Hiç ölmeyecekmiş gibi bu dünyaya yapışmış, yarın ölecekmiş gibi öte dünyaya çalışmayı boş vermiş günümüz insanı (müslümanı da), dinin-İslâm’ın, bu dünya için manevî huzur vaat etmekten başka bir mânâsı olmadığını düşünüyor ve öyle yaşıyor. Bu sebeble ruhunun yaşlandığını bilmeden, bedeninin yaşlanmasını istemiyor, yaşlıları gözünün önünden kaldırmaya bakıyor.

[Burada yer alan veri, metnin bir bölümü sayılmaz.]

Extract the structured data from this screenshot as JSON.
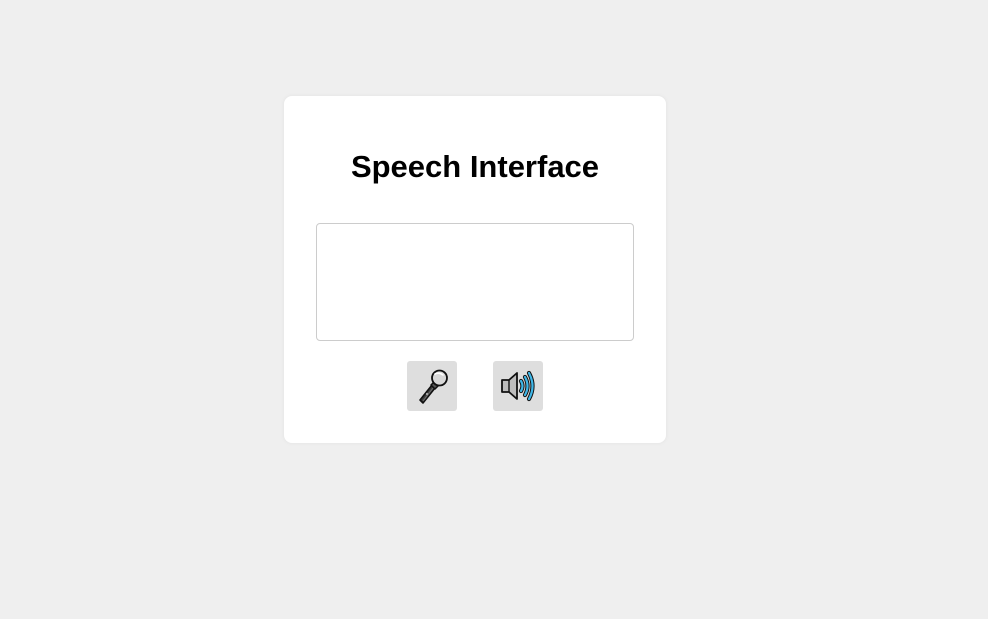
{
  "card": {
    "title": "Speech Interface"
  },
  "text_area": {
    "value": "",
    "placeholder": ""
  },
  "buttons": {
    "mic": {
      "icon": "microphone-icon"
    },
    "speaker": {
      "icon": "speaker-icon"
    }
  },
  "colors": {
    "background": "#efefef",
    "card": "#ffffff",
    "button": "#dedede",
    "speaker_waves": "#3fb7e8"
  }
}
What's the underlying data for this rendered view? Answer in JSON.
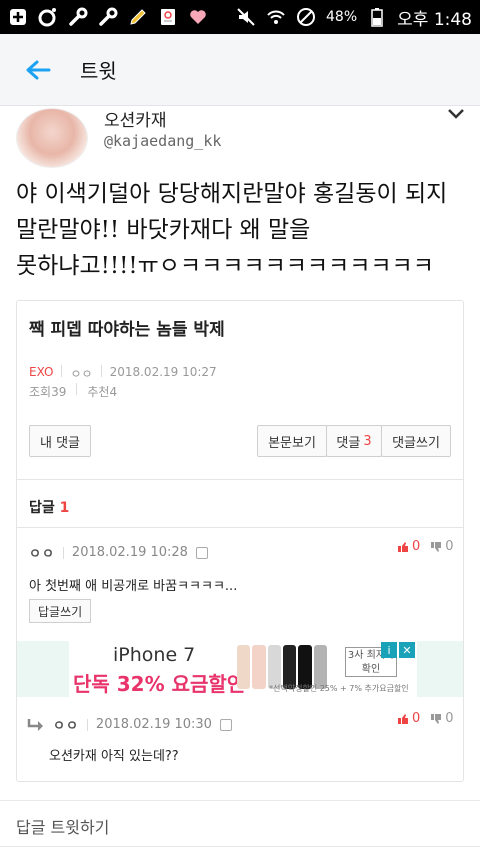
{
  "status_bar": {
    "battery": "48%",
    "time": "오후 1:48"
  },
  "app_bar": {
    "title": "트윗"
  },
  "tweet": {
    "author_name": "오션카재",
    "author_handle": "@kajaedang_kk",
    "text_line1": "야 이색기덜아 당당해지란말야 홍길동이 되지",
    "text_line2": "말란말야!! 바닷카재다 왜 말을",
    "text_line3": "못하냐고!!!!ㅠㅇㅋㅋㅋㅋㅋㅋㅋㅋㅋㅋㅋㅋ"
  },
  "card": {
    "post_title": "짹 피뎁 따야하는 놈들 박제",
    "category": "EXO",
    "post_author": "ㅇㅇ",
    "post_date": "2018.02.19 10:27",
    "views": "조회39",
    "likes": "추천4",
    "buttons": {
      "my_comments": "내 댓글",
      "view_post": "본문보기",
      "comments": "댓글",
      "comments_count": "3",
      "write_comment": "댓글쓰기"
    },
    "replies_label": "답글",
    "replies_count": "1",
    "comment1": {
      "author": "ㅇㅇ",
      "date": "2018.02.19 10:28",
      "up": "0",
      "down": "0",
      "text": "아 첫번째 애 비공개로 바꿈ㅋㅋㅋㅋ...",
      "reply_button": "답글쓰기"
    },
    "ad": {
      "brand": "iPhone 7",
      "promo": "단독 32% 요금할인",
      "box": "3사 최저가 확인",
      "fine": "*선택약정할인 25% + 7% 추가요금할인"
    },
    "comment2": {
      "author": "ㅇㅇ",
      "date": "2018.02.19 10:30",
      "up": "0",
      "down": "0",
      "text": "오션카재 아직 있는데??"
    }
  },
  "footer": {
    "reply_tweet": "답글 트윗하기"
  }
}
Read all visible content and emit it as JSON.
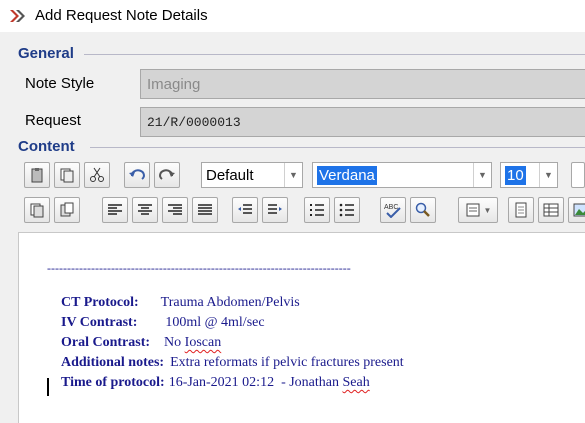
{
  "window": {
    "title": "Add Request Note Details"
  },
  "sections": {
    "general": "General",
    "content": "Content"
  },
  "fields": {
    "note_style_label": "Note Style",
    "note_style_value": "Imaging",
    "request_label": "Request",
    "request_value": "21/R/0000013"
  },
  "toolbar": {
    "style_combo": "Default",
    "font_combo": "Verdana",
    "size_combo": "10",
    "icons_row1": [
      "paste-icon",
      "copy-icon",
      "cut-icon",
      "undo-icon",
      "redo-icon"
    ],
    "icons_row2": [
      "copy-format-icon",
      "paste-format-icon",
      "align-left-icon",
      "align-center-icon",
      "align-right-icon",
      "justify-icon",
      "outdent-icon",
      "indent-icon",
      "numbered-list-icon",
      "bullet-list-icon",
      "spellcheck-icon",
      "find-icon",
      "insert-field-icon",
      "page-icon",
      "table-icon",
      "image-icon"
    ]
  },
  "editor": {
    "separator": "----------------------------------------------------------------------------",
    "lines": [
      {
        "label": "CT Protocol:",
        "value": "Trauma Abdomen/Pelvis"
      },
      {
        "label": "IV Contrast:",
        "value": "100ml @ 4ml/sec"
      },
      {
        "label": "Oral Contrast:",
        "value_prefix": "No ",
        "value_misspelled": "Ioscan"
      },
      {
        "label": "Additional notes:",
        "value": "Extra reformats if pelvic fractures present"
      },
      {
        "label": "Time of protocol:",
        "value_prefix": "16-Jan-2021 02:12  - Jonathan ",
        "value_misspelled": "Seah"
      }
    ]
  },
  "colors": {
    "section_header": "#1f3c88",
    "editor_text": "#1a1a8c",
    "selection": "#1e73e8",
    "spell_error": "#e02020"
  }
}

İhtiyar kelimesi “yaşlanmış kimse” anlamına geliyor. Ancak yine aynı kelime ıstılahî olarak, razı olmak, katlanmak, seçmek, uygun görmek, seçilmek mânâlarına geliyor. Yani ihtiyarlamayı ihtiyar etmemiz gerekiyor, yoksa ihtiyarlık bizi zaten gelip buluyor.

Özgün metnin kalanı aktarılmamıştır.